Weekends have changed a bit.
For everyone in various ways, but for football fans, things are particularly strange. There’s no B list singers attempting top bins on Soccer AM, no accumulators (unless you’re an expert on the Burundi Premier League) and no Match of the Day. In the midst of a global pandemic these things are irrelevant, but they represent significant upheaval to many weekend routines.
It’s wall to wall nostalgia in the sporting world at the moment. Premier League Years on the hour every hour isn’t a bad way to spend a day off uni. Nostalgia pieces also fill the pages of newspapers and sports websites the world over. If there’s nothing happening why not write about the past? I’m giving into the cultural zeitgeist and recounting my own tales of yesteryear, starting with the 2002 World Cup.
I was 4 years old when the first and only World Cup held on Asian soil took place, so my memories are bound to be a little sketchy. However, this tournament always sticks in my mind and I feel I remember it quite well. This was the Republic of Ireland’s third World Cup appearance and up to present their last. Their team featured Robbie Keane, Shay Given and Damien Duff, back in the day when Irish players were Premier League stars. Before the tournament I had never heard of any of these players, I’m not sure I’d really watched football before. I got to know them in time, not through their on pitch performances, but through their faces on stickers.

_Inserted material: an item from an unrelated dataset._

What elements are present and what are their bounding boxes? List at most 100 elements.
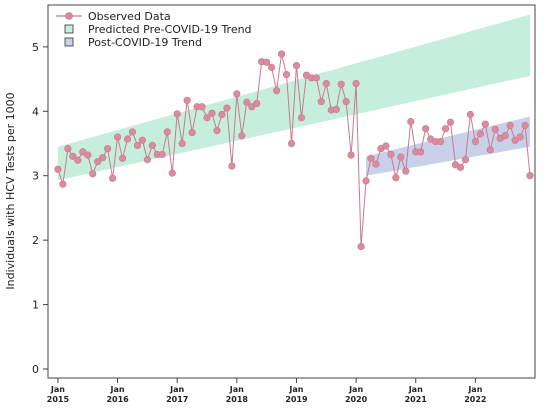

2002 will forever be the World Cup of stickers for me. Even to this day if I hear the word Panini I think of stickers rather than the Italian lunch dish. My brother had been collecting stickers for the tournament and day by day they began to consume the house. For reasons still unknown to me, we were willing to invest in stickers but not a book to hold them. My brother and I had a solution to this problem and made my bedroom door the de facto sticker book. I can’t imagine my parents approved but the door quickly became a who’s who of world football.
The action in Japan and South Korea was ongoing with Ireland snatching a draw against Cameroon and Miroslav Klose bagging a hat trick against Saudi Arabia. These are facts I only learned in retrospect as my focus wasn’t on the tournament at all. I was imagining my own tournament from the variety of faces that adorned my door. Each packet and each sticker was an education as I knew none of these players or the countries where they came from. Unbeknown to me at the time, these stickers were providing me with an education beyond my P1 curriculum. I used to stare up at the strange names from unknown places, they became a riddle to unsolve. Hernan Jorge Crespo, Jerzy Dudek, El Hadji Diouf, how were these names to be pronounced?
The tournament was still on as school was coming to an end and I thought I’d impress my classmates with my newfound knowledge. Football had never really been my thing and I wanted to show how much of an expert I now was. I thought I knew the name of fellow ginger and Man United midfield maestro but I was quickly shown up. His name was not pronounced Paul School-ees, my first punditry embarrassment came at an early age.
The school holidays came and on a family trip to Lifford (yes we chose to go there) I was starstruck at the sight of a familiar face. At a filling station in top of the awning that covers the tanks, I saw a face from my door. “Mammy, is that Shay Given?”, I remember asking from the back of the car. I think my young mind was amazed that these people existed beyond my bedroom door. Looking back it’s not everyday you’re in the hometown of a World Cup star while the tournament’s taking place. It’s not something anyone in Ireland, north or south has experienced since.
As I’ve said, this tournament was leaving a major impression on me without watching any of it. I learned about the row between Roy Keane and Mick McCarthy at Saipan. They both seemed like scary figures at the time and in many ways they still are. I was left with the impression somehow that McCarthy was the bad guy. I may have been confused by the man with the Irish name and the thick Yorkshire accent. The sagas, excitement and chat that surrounded this tournament were just as important as the matches themselves. The odd glimpse at the TV while playing with WWE action figures was as far as my viewing went.
The difficult times brought about by coronavirus have reminded us of the role sport plays in our lives. Whether it’s flicking over to Sky Sports News, watching your local team or randomly watching biathlon on Eurosport, sport takes up a lot of your time. It acts as a punctuating mark in life. You can remember what you were doing on a random Saturday because of the match that was on that day. You remember who you went to the pub with and what you got from the Chinese.
These things are more significant than they seem. There are definitely more important things than football but our interests help build our personalities and determine our careers. Without the stickers on the door, I may not have developed my love for football or interest in geography from being introduced to all those flags. An experience that seems incredibly minor can have more of a lasting impact than you could have imagined.